# Why so many people don't care about rats?



## PAbugman (Jun 29, 2010)

What state are you in? I’ve never seen a roof rat here in Pa. in my career. It is hard for me to understand why people would be so tolerant of them when good maintenance and housekeeping practices would help so much.


----------



## htabbas (Oct 25, 2011)

PAbugman said:


> What state are you in? I’ve never seen a roof rat here in Pa. in my career. It is hard for me to understand why people would be so tolerant of them when good maintenance and housekeeping practices would help so much.


It's in the San Francisco Bay Area. Lotta fruit trees in the neighborhood, contributing unlimited supply of foods to those critters.


----------



## user1007 (Sep 23, 2009)

Abating field mice was a major deal in Santa Clara County when I lived there and I cannot imagine San Francisco putting up with rat infestations of any kind. Or people being tolerant of them. Maybe it is just a budget issue---personal and citywide? You should be pissed if you are the only one abating any pest it is like _____ into the wind.
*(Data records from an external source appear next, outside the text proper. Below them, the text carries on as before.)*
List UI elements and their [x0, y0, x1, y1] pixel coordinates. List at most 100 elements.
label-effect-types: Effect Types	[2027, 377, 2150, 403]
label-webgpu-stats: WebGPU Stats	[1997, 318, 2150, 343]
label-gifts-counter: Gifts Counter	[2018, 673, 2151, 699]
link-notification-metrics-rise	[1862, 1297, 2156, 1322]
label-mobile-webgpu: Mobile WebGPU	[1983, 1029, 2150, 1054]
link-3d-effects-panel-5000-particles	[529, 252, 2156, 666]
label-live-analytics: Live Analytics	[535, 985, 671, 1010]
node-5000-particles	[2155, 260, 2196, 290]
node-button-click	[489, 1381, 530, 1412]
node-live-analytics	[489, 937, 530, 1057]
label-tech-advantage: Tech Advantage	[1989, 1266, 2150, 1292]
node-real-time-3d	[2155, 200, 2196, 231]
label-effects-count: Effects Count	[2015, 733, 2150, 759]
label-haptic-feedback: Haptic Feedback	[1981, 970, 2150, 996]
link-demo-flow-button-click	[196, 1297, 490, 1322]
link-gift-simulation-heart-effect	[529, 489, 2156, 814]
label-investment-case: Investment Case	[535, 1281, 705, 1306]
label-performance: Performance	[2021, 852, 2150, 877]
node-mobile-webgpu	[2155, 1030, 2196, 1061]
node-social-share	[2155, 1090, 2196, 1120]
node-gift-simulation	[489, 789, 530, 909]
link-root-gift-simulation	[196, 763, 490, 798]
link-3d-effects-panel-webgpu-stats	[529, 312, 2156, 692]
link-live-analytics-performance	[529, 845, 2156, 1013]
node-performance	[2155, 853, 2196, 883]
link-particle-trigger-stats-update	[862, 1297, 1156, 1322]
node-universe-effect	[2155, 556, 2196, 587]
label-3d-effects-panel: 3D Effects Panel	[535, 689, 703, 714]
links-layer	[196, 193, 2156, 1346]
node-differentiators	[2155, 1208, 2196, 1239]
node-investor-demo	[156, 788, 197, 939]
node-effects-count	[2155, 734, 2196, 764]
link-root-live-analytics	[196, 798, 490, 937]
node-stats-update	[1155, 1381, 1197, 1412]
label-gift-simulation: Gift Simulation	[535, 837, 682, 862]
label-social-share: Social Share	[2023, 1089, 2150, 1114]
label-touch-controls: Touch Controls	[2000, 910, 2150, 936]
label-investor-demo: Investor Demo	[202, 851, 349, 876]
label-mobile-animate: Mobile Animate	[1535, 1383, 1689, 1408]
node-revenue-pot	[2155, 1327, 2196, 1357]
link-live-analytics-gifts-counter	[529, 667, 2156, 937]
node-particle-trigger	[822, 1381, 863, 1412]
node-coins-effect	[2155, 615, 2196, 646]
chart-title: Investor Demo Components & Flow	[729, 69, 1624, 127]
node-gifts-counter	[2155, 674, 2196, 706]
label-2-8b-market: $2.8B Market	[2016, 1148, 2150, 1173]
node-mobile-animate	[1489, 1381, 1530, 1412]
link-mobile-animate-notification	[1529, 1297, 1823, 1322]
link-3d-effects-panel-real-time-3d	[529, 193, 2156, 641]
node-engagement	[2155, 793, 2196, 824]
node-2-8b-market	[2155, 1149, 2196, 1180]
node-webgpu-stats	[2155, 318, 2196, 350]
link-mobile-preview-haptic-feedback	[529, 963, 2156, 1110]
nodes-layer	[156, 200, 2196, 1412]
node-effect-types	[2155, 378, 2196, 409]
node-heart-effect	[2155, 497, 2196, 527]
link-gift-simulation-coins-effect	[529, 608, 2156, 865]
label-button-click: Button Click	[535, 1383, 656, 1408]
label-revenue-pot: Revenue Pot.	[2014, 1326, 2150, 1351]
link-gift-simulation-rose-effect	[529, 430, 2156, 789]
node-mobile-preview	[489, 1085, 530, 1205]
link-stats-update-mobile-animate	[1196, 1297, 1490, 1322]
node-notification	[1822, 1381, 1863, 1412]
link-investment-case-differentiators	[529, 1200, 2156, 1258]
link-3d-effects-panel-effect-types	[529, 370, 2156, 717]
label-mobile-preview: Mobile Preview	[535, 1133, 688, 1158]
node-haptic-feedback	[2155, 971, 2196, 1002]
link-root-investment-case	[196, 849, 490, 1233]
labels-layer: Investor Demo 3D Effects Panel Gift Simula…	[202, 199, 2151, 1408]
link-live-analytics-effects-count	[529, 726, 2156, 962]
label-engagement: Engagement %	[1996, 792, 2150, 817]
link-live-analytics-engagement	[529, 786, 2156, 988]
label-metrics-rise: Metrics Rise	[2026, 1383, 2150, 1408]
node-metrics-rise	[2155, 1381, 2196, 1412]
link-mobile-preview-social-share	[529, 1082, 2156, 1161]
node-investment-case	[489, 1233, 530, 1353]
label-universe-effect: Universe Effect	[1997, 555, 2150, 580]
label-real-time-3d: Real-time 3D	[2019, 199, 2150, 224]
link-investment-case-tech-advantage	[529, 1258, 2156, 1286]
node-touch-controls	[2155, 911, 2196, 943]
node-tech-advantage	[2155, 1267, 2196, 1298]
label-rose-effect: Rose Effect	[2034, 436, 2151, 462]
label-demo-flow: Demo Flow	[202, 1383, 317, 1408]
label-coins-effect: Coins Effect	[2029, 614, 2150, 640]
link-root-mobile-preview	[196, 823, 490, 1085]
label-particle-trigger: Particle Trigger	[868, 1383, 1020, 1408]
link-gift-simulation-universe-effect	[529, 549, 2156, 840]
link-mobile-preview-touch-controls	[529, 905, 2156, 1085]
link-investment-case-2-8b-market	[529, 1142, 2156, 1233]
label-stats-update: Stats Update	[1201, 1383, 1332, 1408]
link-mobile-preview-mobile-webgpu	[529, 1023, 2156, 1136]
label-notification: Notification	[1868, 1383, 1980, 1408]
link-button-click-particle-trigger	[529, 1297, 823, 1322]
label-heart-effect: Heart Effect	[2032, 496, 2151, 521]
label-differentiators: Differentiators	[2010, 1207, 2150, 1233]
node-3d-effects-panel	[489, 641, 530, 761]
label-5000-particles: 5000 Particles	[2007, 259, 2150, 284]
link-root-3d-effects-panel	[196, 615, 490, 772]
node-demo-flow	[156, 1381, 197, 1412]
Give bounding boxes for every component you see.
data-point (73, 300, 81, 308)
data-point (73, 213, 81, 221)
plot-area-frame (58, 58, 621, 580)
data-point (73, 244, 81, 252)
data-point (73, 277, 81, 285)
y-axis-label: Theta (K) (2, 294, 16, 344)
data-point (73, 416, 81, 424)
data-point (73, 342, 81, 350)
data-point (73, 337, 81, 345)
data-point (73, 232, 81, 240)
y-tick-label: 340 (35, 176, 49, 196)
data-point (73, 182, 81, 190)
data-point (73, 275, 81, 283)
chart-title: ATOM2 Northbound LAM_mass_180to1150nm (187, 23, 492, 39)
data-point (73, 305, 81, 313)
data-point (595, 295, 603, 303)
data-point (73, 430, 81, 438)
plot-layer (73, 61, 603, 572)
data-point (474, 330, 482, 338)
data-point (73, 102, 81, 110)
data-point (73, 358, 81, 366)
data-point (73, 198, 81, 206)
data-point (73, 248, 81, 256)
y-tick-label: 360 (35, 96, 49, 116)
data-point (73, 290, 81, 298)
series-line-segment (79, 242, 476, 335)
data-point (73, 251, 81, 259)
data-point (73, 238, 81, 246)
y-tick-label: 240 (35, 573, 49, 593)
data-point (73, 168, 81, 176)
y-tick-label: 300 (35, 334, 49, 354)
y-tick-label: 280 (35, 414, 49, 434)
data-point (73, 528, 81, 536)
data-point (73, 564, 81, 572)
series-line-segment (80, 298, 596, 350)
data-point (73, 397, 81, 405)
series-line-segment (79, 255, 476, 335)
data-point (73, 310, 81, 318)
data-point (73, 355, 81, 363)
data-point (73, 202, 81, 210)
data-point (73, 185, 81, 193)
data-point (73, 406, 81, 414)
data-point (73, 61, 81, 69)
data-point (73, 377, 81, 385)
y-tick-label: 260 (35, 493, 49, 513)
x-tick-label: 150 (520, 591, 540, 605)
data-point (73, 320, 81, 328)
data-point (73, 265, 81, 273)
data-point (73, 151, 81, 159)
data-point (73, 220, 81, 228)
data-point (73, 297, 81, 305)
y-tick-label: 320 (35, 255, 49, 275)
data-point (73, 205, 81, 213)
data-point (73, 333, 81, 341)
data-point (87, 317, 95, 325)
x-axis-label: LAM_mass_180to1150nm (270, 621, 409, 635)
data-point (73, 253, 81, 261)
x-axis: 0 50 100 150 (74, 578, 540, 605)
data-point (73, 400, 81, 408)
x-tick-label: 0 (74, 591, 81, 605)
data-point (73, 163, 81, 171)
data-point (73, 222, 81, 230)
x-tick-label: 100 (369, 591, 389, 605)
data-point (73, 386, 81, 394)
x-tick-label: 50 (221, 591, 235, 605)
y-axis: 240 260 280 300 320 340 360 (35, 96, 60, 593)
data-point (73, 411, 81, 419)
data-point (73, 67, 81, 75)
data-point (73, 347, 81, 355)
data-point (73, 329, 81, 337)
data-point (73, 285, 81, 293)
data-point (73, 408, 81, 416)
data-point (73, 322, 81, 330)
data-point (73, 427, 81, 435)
Have you called the City or County? Is your city council or alderperson responsive? Health Department?

Rats could get out of hand here but even with the budget crunch the City is diligent about keeping them under control as best they can. That means issuing fines to those---commercial or residential---who leave things around or to pet owners caught not picking up after the dogs they walk. And of course the City refreshes pesticides in alleys and things. At least in this neighborhood. I suspect others do not fare quite as well.


----------



## divinegrace (Nov 15, 2011)

PAbugman said:


> What state are you in? I’ve never seen a roof rat here in Pa. in my career. It is hard for me to understand why people would be so tolerant of them when good maintenance and housekeeping practices would help so much.


Same with me. I'm in Pennsylvania And I have never saw a roof rat.


----------



## htabbas (Oct 25, 2011)

divinegrace said:


> Same with me. I'm in Pennsylvania And I have never saw a roof rat.


http://icwdm.org/handbook/rodents/RoofRats.asp

just checked. roof rats only spreads in southeatern states and in west coastal part of the country.

And here is a photo of one of the rats that I caught. :thumbup:


----------



## noquacks (Jun 5, 2010)

Roof rats/fruit rats/crawl space rats/vegetable rats/etc etc. Only 2 rats in NA- like that article confirmed- Rattus rattus, and R.Norvegium. The Norway rat is just about everywhere, and has, displaced the other (black rat)in many regions. To me, the black rat is "cuter".......LOL So, no such thing as "never heard of a roof rat"- you have- just another coined term. rat above is a Norway rat. Oh, quiz question: What country does a Norway rat come from?


----------



## htabbas (Oct 25, 2011)

noquacks said:


> Roof rats/fruit rats/crawl space rats/vegetable rats/etc etc. Only 2 rats in NA- like that article confirmed- Rattus rattus, and R.Norvegium. The Norway rat is just about everywhere, and has, displaced the other (black rat)in many regions. To me, the black rat is "cuter".......LOL So, no such thing as "never heard of a roof rat"- you have- just another coined term. rat above is a Norway rat. Oh, quiz question: What country does a Norway rat come from?


 
My exterminator was telling me that this is roof rat (but I don't like him nor his skillz so he could be wrong.) This rat was caught in the attic. Does Norway rats ventures into the attic also? This rat I caught has small ears so it fits the literature description of Norway rats. But the droppings all have pointed ends, which fits roof rats. 

To your quiz: I didn't google it so my instinct tells me is that it's from England. Norway people didn't emigrate to the new world till very late right?


----------